Upon closer examination of SVB's mid-quarter report released on March 8th, 2023, it seems evident that the bank deliberately concealed its actual financial state at that time. The report's section labeled 'Updated Q1'23 Outlook' failed to provide a transparent and genuine updated outlook, as the bank excluded the $21 billion AFS sale of 10-Year Treasury Bonds from their net interest margin calculation. This omission of critical information resulted in a misleading portrayal of the bank's true financial standing.


The bank does the same on the next page of the report.


It seems that the mid-quarter report provided by SVB was intentionally misleading in several aspects. For instance, important financial metrics were displayed in a deceptive manner, and the bank failed to provide a truly updated outlook for its investors. It's unclear at this point how many other ways the bank attempted to obfuscate its true financial health, but further investigation by regulatory authorities will likely reveal more details.


After reviewing the various circumstantial events covered above, it becomes clear that the collapse of Silicon Valley Bank (SVB) was due to a multitude of factors. One of the main catalysts was the bank's risky investment strategy, specifically its heavy reliance on long-term securities such as mortgage-backed securities and treasury bonds.

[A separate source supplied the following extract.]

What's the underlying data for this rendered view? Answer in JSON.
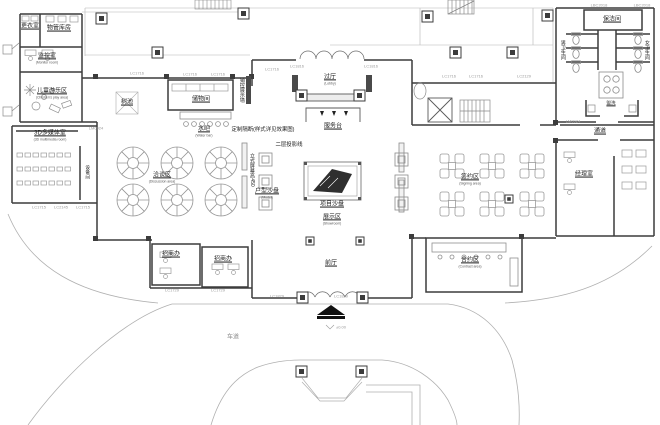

As interest rates began to rise, SVB's net interest margins were severely impacted, which led to a widening hole in their balance sheet. This, coupled with the fact that they had issued a significant amount of loans without the necessary collateral to back them up, ultimately led to their collapse.

Furthermore, it appears that SVB attempted to obfuscate its true financial health in its mid-quarter report. Key metrics were deceptively displayed and there was a purposeful attempt to hide the true extent of their insolvency. In conclusion, the collapse of SVB was a result of a confluence of factors, including a risky investment strategy, a widening hole in its balance sheet, and a purposeful attempt to hide its true financial health. It serves as a reminder of the importance of responsible banking practices and transparency in the industry.